A: “Over the past ten or twenty years, we've gone from a total proliferation of the same cookie-cutter image to the slow, incremental appearance of more diverse, ‘real’ images of women. As we've seen more and more brands jump on that bandwagon, I can't help but feel a little cynical. Pop feminism and ‘girl power’ have become just another sales tool... it's still so much about making women feel like they need things to be fully realized. It's just gone from, ‘Buy this product and you'll be beautiful’ to, ‘Buy this product and you'll be empowered.’”
“My wife and I have both been hyper-aware of the significant increase of interracial couples featured in ads, which is very exciting. For 2021, I'd love to see more of this, and a lot more queer women of all races, ages, body shapes, and ethnicities. I have seen lesbian couples here and there, but I haven't seen many lesbian parents.”
“I think there's still an absence of women who are 40+ in the advertising I see. Middle age isn't what it used to be and it would be great to see the modern, mature woman portrayed more in advertising that is not related to medications.”
“One thing I hope would change is the Instagram fad of everyone looking like a Kardashian. Influencers are such a huge part of advertising, and we know how harmful those unrealistic depictions of beauty can be.”

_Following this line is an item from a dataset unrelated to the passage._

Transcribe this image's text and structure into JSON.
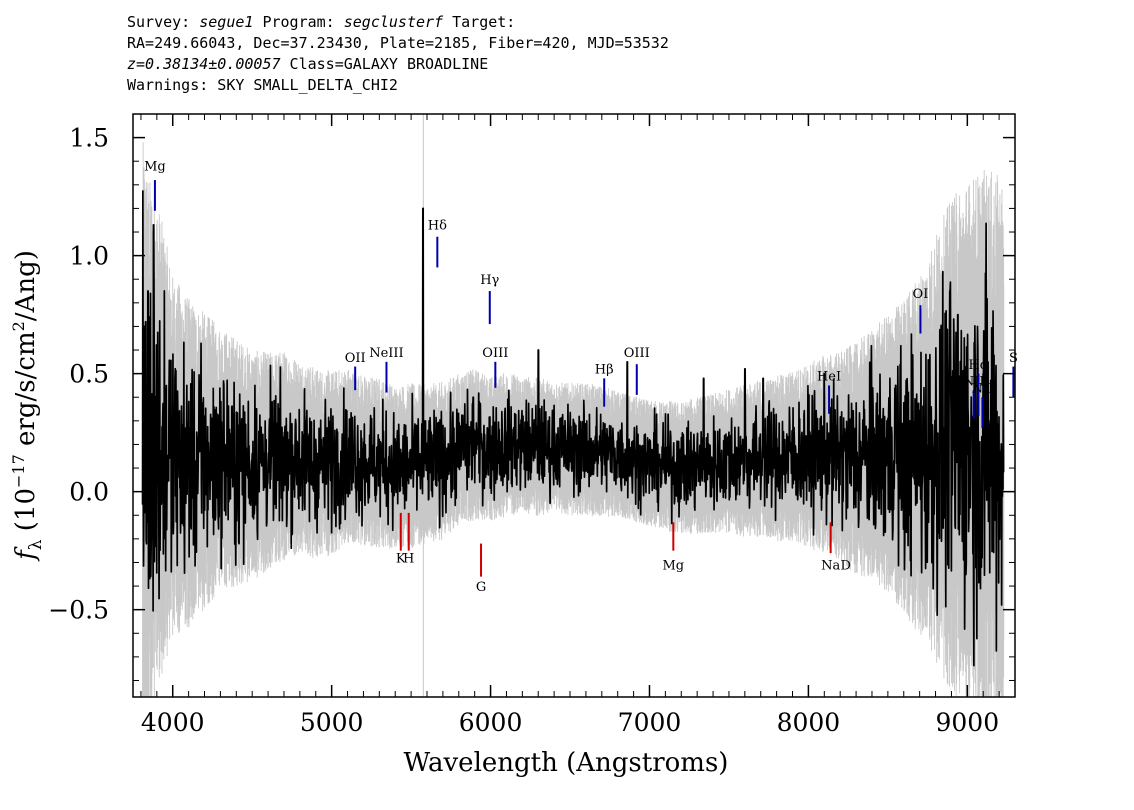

“For the most part women have been either hyper-sexualized or seen as arm-candy to sell a product. There are more conversations and actions happening in recent years to represent women in less hyper-sexualized roles. On the other hand, I do not have a problem with women being portrayed sexually. Especially in fashion and art. I think there has to be care in not being over-sexualized, where the woman then becomes an object of desire.”

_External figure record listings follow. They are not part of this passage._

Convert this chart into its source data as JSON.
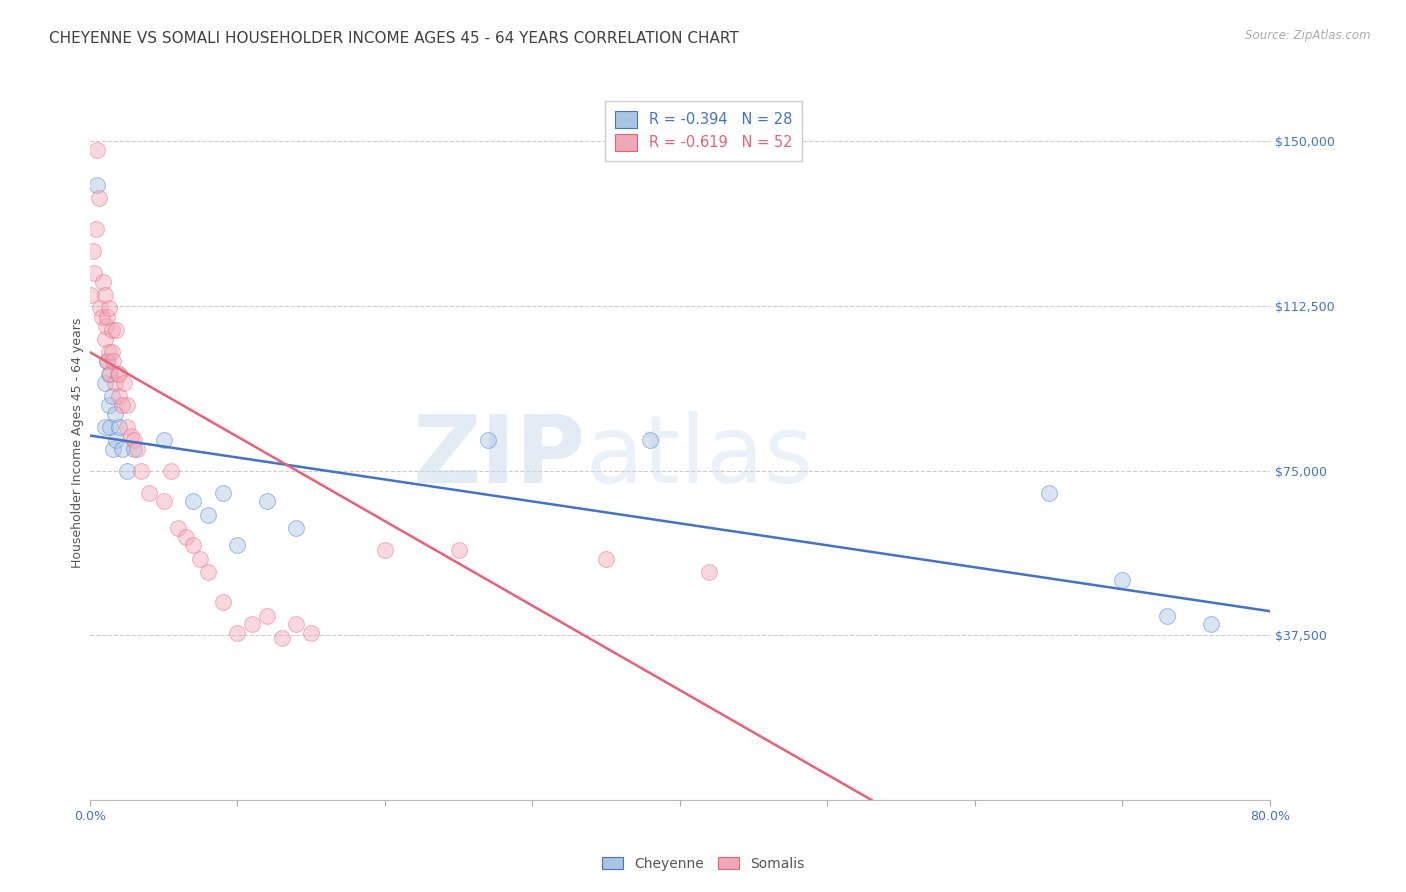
{
  "title": "CHEYENNE VS SOMALI HOUSEHOLDER INCOME AGES 45 - 64 YEARS CORRELATION CHART",
  "source": "Source: ZipAtlas.com",
  "ylabel": "Householder Income Ages 45 - 64 years",
  "xlim": [
    0,
    0.8
  ],
  "ylim": [
    0,
    162500
  ],
  "yticks": [
    0,
    37500,
    75000,
    112500,
    150000
  ],
  "ytick_labels": [
    "",
    "$37,500",
    "$75,000",
    "$112,500",
    "$150,000"
  ],
  "xticks": [
    0.0,
    0.1,
    0.2,
    0.3,
    0.4,
    0.5,
    0.6,
    0.7,
    0.8
  ],
  "cheyenne_color": "#aac4e2",
  "somali_color": "#f0a8b8",
  "line_cheyenne_color": "#4472c4",
  "line_somali_color": "#e8607a",
  "watermark_zip": "ZIP",
  "watermark_atlas": "atlas",
  "cheyenne_x": [
    0.005,
    0.01,
    0.01,
    0.012,
    0.013,
    0.013,
    0.014,
    0.015,
    0.016,
    0.017,
    0.018,
    0.02,
    0.022,
    0.025,
    0.03,
    0.05,
    0.07,
    0.08,
    0.09,
    0.1,
    0.12,
    0.14,
    0.27,
    0.38,
    0.65,
    0.7,
    0.73,
    0.76
  ],
  "cheyenne_y": [
    140000,
    95000,
    85000,
    100000,
    97000,
    90000,
    85000,
    92000,
    80000,
    88000,
    82000,
    85000,
    80000,
    75000,
    80000,
    82000,
    68000,
    65000,
    70000,
    58000,
    68000,
    62000,
    82000,
    82000,
    70000,
    50000,
    42000,
    40000
  ],
  "somali_x": [
    0.001,
    0.002,
    0.003,
    0.004,
    0.005,
    0.006,
    0.007,
    0.008,
    0.009,
    0.01,
    0.01,
    0.011,
    0.012,
    0.012,
    0.013,
    0.013,
    0.014,
    0.015,
    0.015,
    0.016,
    0.017,
    0.018,
    0.019,
    0.02,
    0.02,
    0.022,
    0.023,
    0.025,
    0.025,
    0.028,
    0.03,
    0.032,
    0.035,
    0.04,
    0.05,
    0.055,
    0.06,
    0.065,
    0.07,
    0.075,
    0.08,
    0.09,
    0.1,
    0.11,
    0.12,
    0.13,
    0.14,
    0.15,
    0.2,
    0.25,
    0.35,
    0.42
  ],
  "somali_y": [
    115000,
    125000,
    120000,
    130000,
    148000,
    137000,
    112000,
    110000,
    118000,
    115000,
    105000,
    108000,
    100000,
    110000,
    102000,
    112000,
    97000,
    107000,
    102000,
    100000,
    95000,
    107000,
    97000,
    97000,
    92000,
    90000,
    95000,
    90000,
    85000,
    83000,
    82000,
    80000,
    75000,
    70000,
    68000,
    75000,
    62000,
    60000,
    58000,
    55000,
    52000,
    45000,
    38000,
    40000,
    42000,
    37000,
    40000,
    38000,
    57000,
    57000,
    55000,
    52000
  ],
  "regression_cheyenne_x0": 0.0,
  "regression_cheyenne_y0": 83000,
  "regression_cheyenne_x1": 0.8,
  "regression_cheyenne_y1": 43000,
  "regression_somali_x0": 0.0,
  "regression_somali_y0": 102000,
  "regression_somali_x1": 0.53,
  "regression_somali_y1": 0,
  "background_color": "#ffffff",
  "grid_color": "#cccccc",
  "axis_color": "#4472c4",
  "title_color": "#404040",
  "title_fontsize": 11,
  "label_fontsize": 9,
  "tick_fontsize": 9,
  "marker_size": 130,
  "marker_alpha": 0.45,
  "line_width": 1.8,
  "legend_cheyenne_label": "R = -0.394   N = 28",
  "legend_somali_label": "R = -0.619   N = 52"
}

Q: Do you feel satisfied with how you see women represented in advertising today?
A: “Satisfied would sound like there is not room for improvement. I think it’s much better than it was 10 years ago and hope it keeps evolving.”

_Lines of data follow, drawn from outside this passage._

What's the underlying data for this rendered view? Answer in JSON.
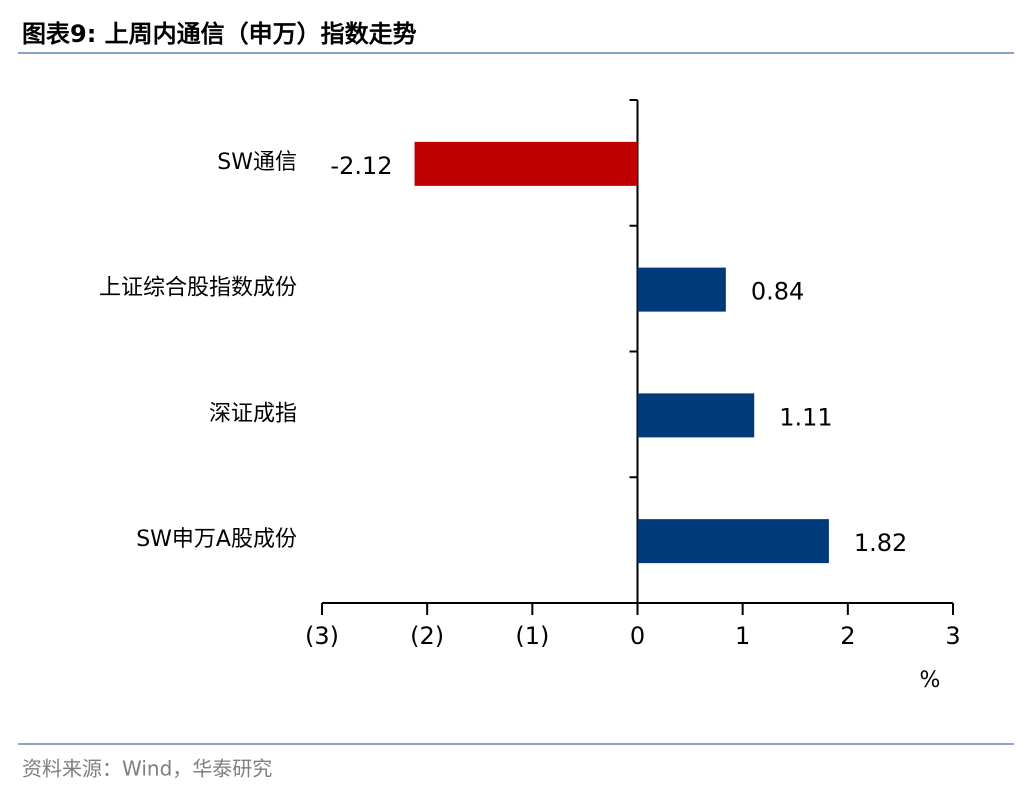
{
  "chart_data": {
    "type": "hbar",
    "title": "图表9:  上周内通信（申万）指数走势",
    "categories": [
      "SW通信",
      "上证综合股指数成份",
      "深证成指",
      "SW申万A股成份"
    ],
    "values": [
      -2.12,
      0.84,
      1.11,
      1.82
    ],
    "colors": [
      "#c00000",
      "#003a7a",
      "#003a7a",
      "#003a7a"
    ],
    "xlim": [
      -3,
      3
    ],
    "xticks": [
      {
        "value": -3,
        "label": "(3)"
      },
      {
        "value": -2,
        "label": "(2)"
      },
      {
        "value": -1,
        "label": "(1)"
      },
      0,
      1,
      2,
      3
    ],
    "xlabel": "%",
    "source": "资料来源：Wind，华泰研究"
  }
}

“One thing that bothers me about the way Black women are represented in advertising today is that there is still a bias toward light-skinned Black women or women who look mixed race. Obviously this is an old issue, but it still persists and needs to change.”
“I think so… It is encouraging to see women of all shapes, sizes, ages, colors, and identities in ads these days… depicted as funny, strong, silly, beautiful, smart, and all of the ways you can be depicted. However, I do think we still need to come up with more ways to flip the script.”
“I don’t know if I’m satisfied with how women are represented in advertising yet. I think having more women in advertising and higher positions would change the outcome of some campaigns. There can’t be representation properly done without real women’s voices.”
Q: How does it feel to be a woman working in this industry?
A: “I’ve been fortunate to work in an environment where I haven’t felt treated differently for being a woman.”
“A lot of days I don't think about it too much, but it probably informs everything I do.”
“There’s always room for improvement. There's no better time to be a woman in history than today, and hopefully thirty years down the line, a woman will say the same thing. We should always be striving for better.”